For me, choosing a food philosophy should be a little bit like religion. You do what works for you, but know that what works for you might not work for everyone else in the same way.
And that's fine!
But, conversely, you might not want to label your food belief in a dogmatic and permanent way (as it relates to who you are, at least). When we choose a way of eating, we tend to say “I'm vegetarian” or “I'm vegan” as if that defines us.
Although it might be incredibly important to you, I would encourage you not to put yourself in a box. Because, if we do venture out of that box (because we craved something different or we weren't feeling good) we somehow feel like we have failed, and that shouldn't be the case.
Is it possible to get enough protein on a vegan diet? Absolutely, you bet it is. You just really do need to understand how to combine vegan proteins properly to maximise amino acid uptake (see a professional)!
And is it possible to get the right vitamins? Also absolutely, but you'll need supplements. And on that note, just because you need supplements it doesn't mean it's not natural or that it's a way you shouldn't be eating.

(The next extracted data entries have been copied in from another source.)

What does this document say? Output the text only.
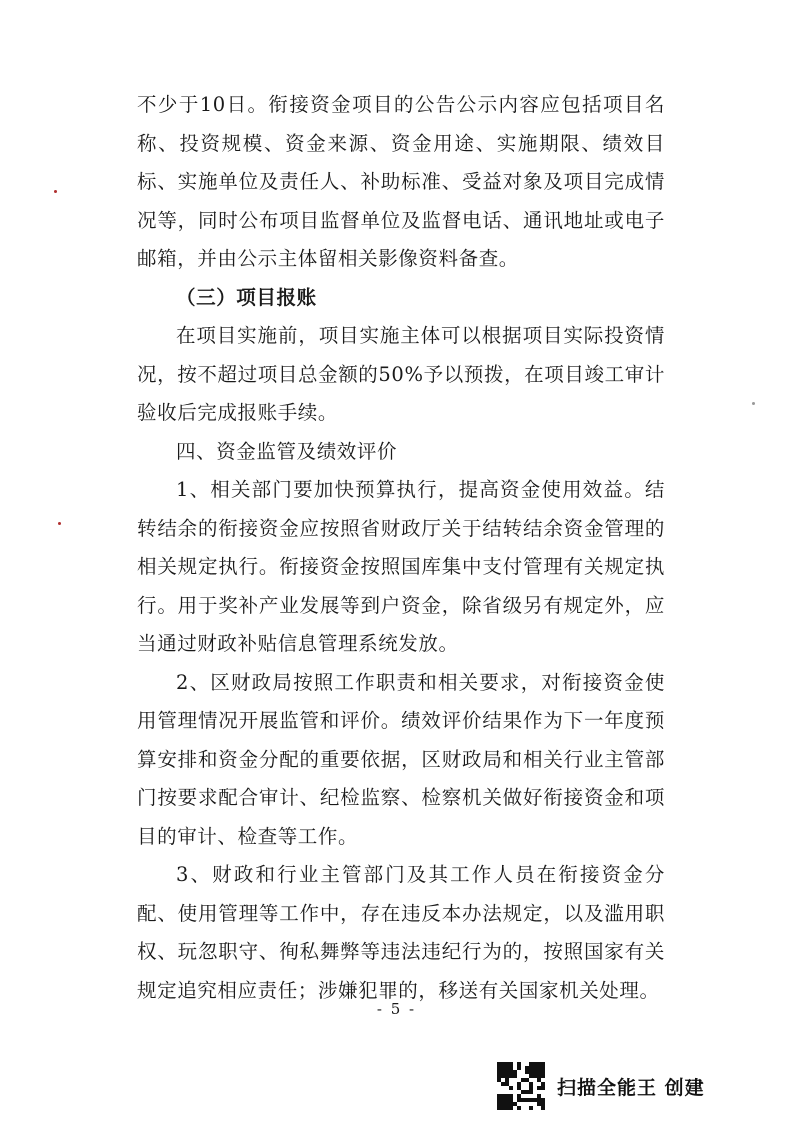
不少于10日。衔接资金项目的公告公示内容应包括项目名称、投资规模、资金来源、资金用途、实施期限、绩效目标、实施单位及责任人、补助标准、受益对象及项目完成情况等，同时公布项目监督单位及监督电话、通讯地址或电子邮箱，并由公示主体留相关影像资料备查。

（三）项目报账

在项目实施前，项目实施主体可以根据项目实际投资情况，按不超过项目总金额的50%予以预拨，在项目竣工审计验收后完成报账手续。

四、资金监管及绩效评价

1、相关部门要加快预算执行，提高资金使用效益。结转结余的衔接资金应按照省财政厅关于结转结余资金管理的相关规定执行。衔接资金按照国库集中支付管理有关规定执行。用于奖补产业发展等到户资金，除省级另有规定外，应当通过财政补贴信息管理系统发放。

2、区财政局按照工作职责和相关要求，对衔接资金使用管理情况开展监管和评价。绩效评价结果作为下一年度预算安排和资金分配的重要依据，区财政局和相关行业主管部门按要求配合审计、纪检监察、检察机关做好衔接资金和项目的审计、检查等工作。

3、财政和行业主管部门及其工作人员在衔接资金分配、使用管理等工作中，存在违反本办法规定，以及滥用职权、玩忽职守、徇私舞弊等违法违纪行为的，按照国家有关规定追究相应责任；涉嫌犯罪的，移送有关国家机关处理。

- 5 -
扫描全能王 创建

When people use that as a criticism of veganism or an argument to be pro-carnivore, they are often missing a very valid point — that many people are choosing a vegan or plant-based diet due to ethical or environmental reasons.

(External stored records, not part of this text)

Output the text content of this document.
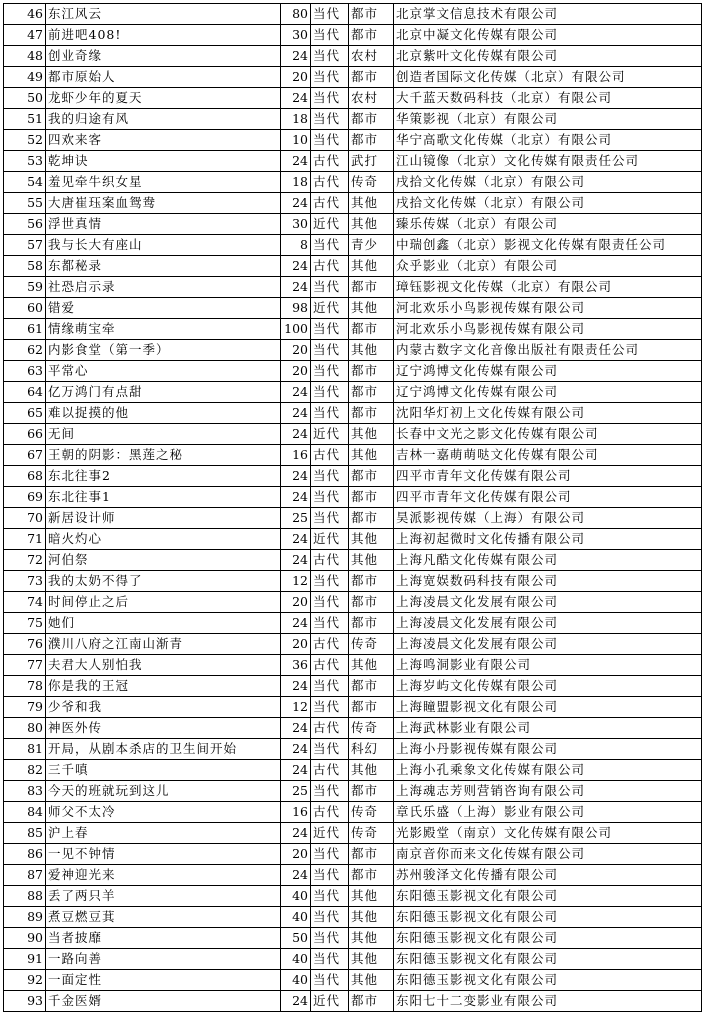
46	东江风云	80	当代	都市	北京掌文信息技术有限公司
47	前进吧408!	30	当代	都市	北京中凝文化传媒有限公司
48	创业奇缘	24	当代	农村	北京紫叶文化传媒有限公司
49	都市原始人	20	当代	都市	创造者国际文化传媒（北京）有限公司
50	龙虾少年的夏天	24	当代	农村	大千蓝天数码科技（北京）有限公司
51	我的归途有风	18	当代	都市	华策影视（北京）有限公司
52	四欢来客	10	当代	都市	华宁高歌文化传媒（北京）有限公司
53	乾坤诀	24	古代	武打	江山镜像（北京）文化传媒有限责任公司
54	羞见牵牛织女星	18	古代	传奇	戌拾文化传媒（北京）有限公司
55	大唐崔珏案血鸳鸯	24	古代	其他	戌拾文化传媒（北京）有限公司
56	浮世真情	30	近代	其他	臻乐传媒（北京）有限公司
57	我与长大有座山	8	当代	青少	中瑞创鑫（北京）影视文化传媒有限责任公司
58	东都秘录	24	古代	其他	众乎影业（北京）有限公司
59	社恐启示录	24	当代	都市	璋钰影视文化传媒（北京）有限公司
60	错爱	98	近代	其他	河北欢乐小鸟影视传媒有限公司
61	情缘萌宝牵	100	当代	都市	河北欢乐小鸟影视传媒有限公司
62	内影食堂（第一季）	20	当代	其他	内蒙古数字文化音像出版社有限责任公司
63	平常心	20	当代	都市	辽宁鸿博文化传媒有限公司
64	亿万鸿门有点甜	24	当代	都市	辽宁鸿博文化传媒有限公司
65	难以捉摸的他	24	当代	都市	沈阳华灯初上文化传媒有限公司
66	无间	24	近代	其他	长春中文光之影文化传媒有限公司
67	王朝的阴影：黑莲之秘	16	古代	其他	吉林一嘉萌萌哒文化传媒有限公司
68	东北往事2	24	当代	都市	四平市青年文化传媒有限公司
69	东北往事1	24	当代	都市	四平市青年文化传媒有限公司
70	新居设计师	25	当代	都市	昊派影视传媒（上海）有限公司
71	暗火灼心	24	近代	其他	上海初起微时文化传播有限公司
72	河伯祭	24	古代	其他	上海凡酷文化传媒有限公司
73	我的太奶不得了	12	当代	都市	上海宽娱数码科技有限公司
74	时间停止之后	20	当代	都市	上海凌晨文化发展有限公司
75	她们	24	当代	都市	上海凌晨文化发展有限公司
76	濮川八府之江南山渐青	20	古代	传奇	上海凌晨文化发展有限公司
77	夫君大人别怕我	36	古代	其他	上海鸣洞影业有限公司
78	你是我的王冠	24	当代	都市	上海岁屿文化传媒有限公司
79	少爷和我	12	当代	都市	上海瞳盟影视文化有限公司
80	神医外传	24	古代	传奇	上海武林影业有限公司
81	开局，从剧本杀店的卫生间开始	24	当代	科幻	上海小丹影视传媒有限公司
82	三千嗔	24	古代	其他	上海小孔乘象文化传媒有限公司
83	今天的班就玩到这儿	25	当代	都市	上海魂志芳则营销咨询有限公司
84	师父不太冷	16	古代	传奇	章氏乐盛（上海）影业有限公司
85	沪上春	24	近代	传奇	光影殿堂（南京）文化传媒有限公司
86	一见不钟情	20	当代	都市	南京音你而来文化传媒有限公司
87	爱神迎光来	24	当代	都市	苏州骏泽文化传播有限公司
88	丢了两只羊	40	当代	其他	东阳德玉影视文化有限公司
89	煮豆燃豆萁	40	当代	其他	东阳德玉影视文化有限公司
90	当者披靡	50	当代	其他	东阳德玉影视文化有限公司
91	一路向善	40	当代	其他	东阳德玉影视文化有限公司
92	一面定性	40	当代	其他	东阳德玉影视文化有限公司
93	千金医婿	24	近代	都市	东阳七十二变影业有限公司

There's no escaping that factory farming is horrifying both in terms of treatment of animals and in terms of environmental impact too.

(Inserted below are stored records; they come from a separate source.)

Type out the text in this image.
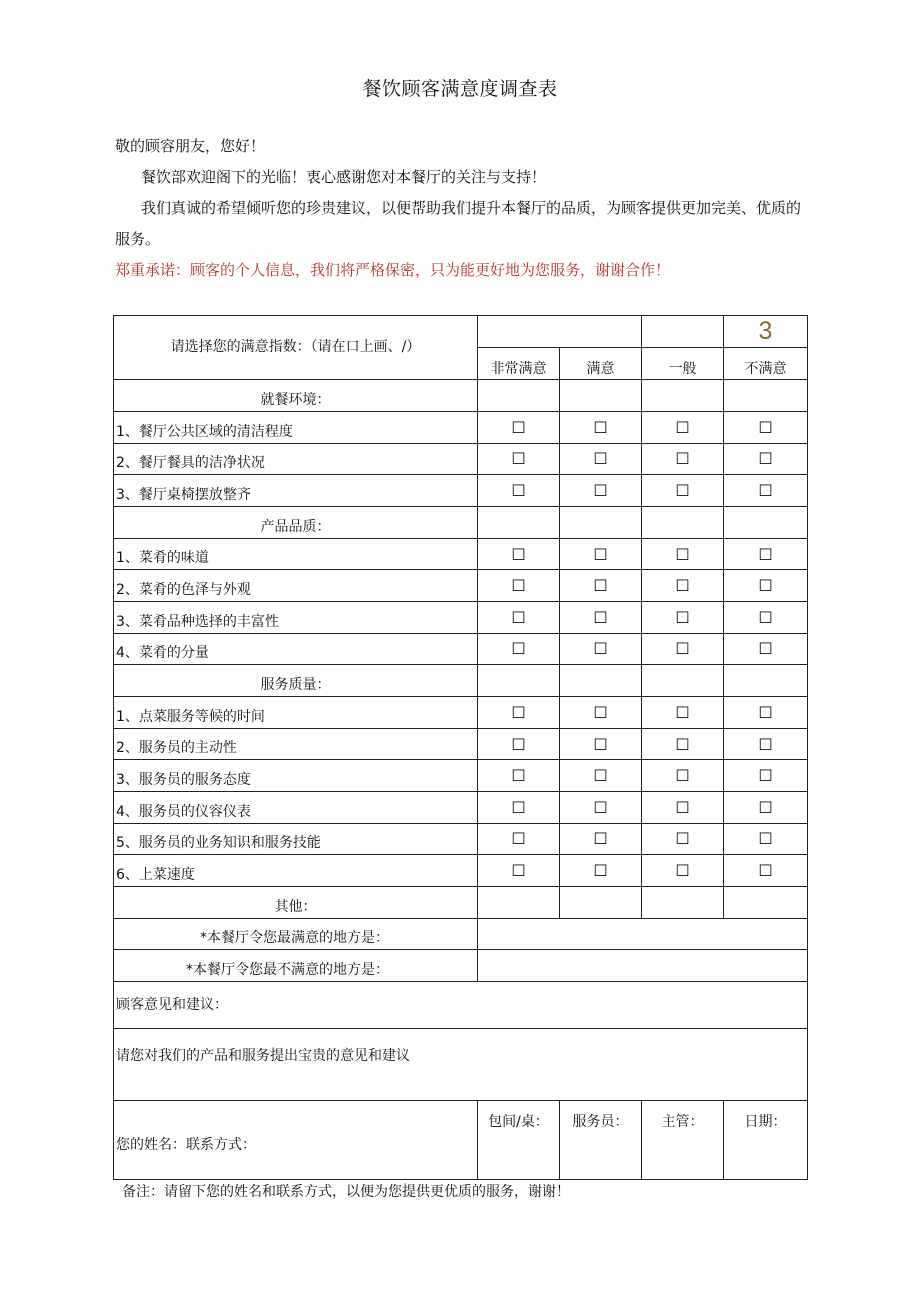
餐饮顾客满意度调查表
敬的顾容朋友，您好！
餐饮部欢迎阁下的光临！衷心感谢您对本餐厅的关注与支持！
我们真诚的希望倾听您的珍贵建议，以便帮助我们提升本餐厅的品质，为顾客提供更加完美、优质的服务。
郑重承诺：顾客的个人信息，我们将严格保密，只为能更好地为您服务，谢谢合作！
请选择您的满意指数：（请在口上画、/）				3
	非常满意	满意	一般	不满意
就餐环境：				
1、餐厅公共区域的清洁程度	☐	☐	☐	☐
2、餐厅餐具的洁净状况	☐	☐	☐	☐
3、餐厅桌椅摆放整齐	☐	☐	☐	☐
产品品质：				
1、菜肴的味道	☐	☐	☐	☐
2、菜肴的色泽与外观	☐	☐	☐	☐
3、菜肴品种选择的丰富性	☐	☐	☐	☐
4、菜肴的分量	☐	☐	☐	☐
服务质量：				
1、点菜服务等候的时间	☐	☐	☐	☐
2、服务员的主动性	☐	☐	☐	☐
3、服务员的服务态度	☐	☐	☐	☐
4、服务员的仪容仪表	☐	☐	☐	☐
5、服务员的业务知识和服务技能	☐	☐	☐	☐
6、上菜速度	☐	☐	☐	☐
其他：				
*本餐厅令您最满意的地方是：				
*本餐厅令您最不满意的地方是：				
顾客意见和建议：				
请您对我们的产品和服务提出宝贵的意见和建议				
您的姓名：联系方式：	包间/桌：	服务员：	主管：	日期：
备注：请留下您的姓名和联系方式，以便为您提供更优质的服务，谢谢！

Re the former: I'll not put you off your breakfast here, but if you want a reality check, just consult Google images for factory farms; re the latter: proponents of Meatless Mondays will give you these stats:
1. The UN estimates that the meat industry generates approximately one-fifth of the man-made greenhouse gas emissions that accelerate climate change
2. Up to 2,500 gallons of water go into a single pound of beef production
3. In the US, about 40 calories of fossil fuel energy go into every calorie of feedlot beef compared to 2.2 calories of fossil fuels for plant-based proteins. Factory farming is also pretty disastrous for human health. In my opinion, it doesn't make sense to eat a sick animal and expect to be well yourself.
Taking the time to think about what you're eating is fantastic. It's important to recognise the impact your diet has on your health and on your environment too.
In that sense, Game Changers really is a game changer; it certainly got everyone talking! But ultimately, whether a vegan diet is right for you will depend on a number of factors.
Your personal ethics and concern about the environment may play into it. You might have a family history of bowel and colon cancers and risk does significantly decrease with a reduction in meat and, imperatively, an increase in vegetables.
Your genetics will also play a role in determining how well your weight responds to animal vs plant-based proteins (which are usually more carb heavy). Some people genetically can handle those carbs, but some struggle. Also, some people are simply more active (or are willing to be more active) to offset that.
And then it also comes down to the essential yardstick — how do you feel when you follow a vegan diet? If you feel better, then go for it (making sure you have covered your bases).
If you feel worse, you might need to change your diet in other ways instead. Just remember, that when judging how much better you feel, be cognisant of what else you might have changed: is it solely the switch to veganism or is it part of a wider overhaul? Are you eating more veg, drinking more water, exercising more? (The converse might also be relevant if you have a negative reaction.)
I really hope that helps. After all that, if you need me for personalised advice, you know where I am. Have a great weekend one and all!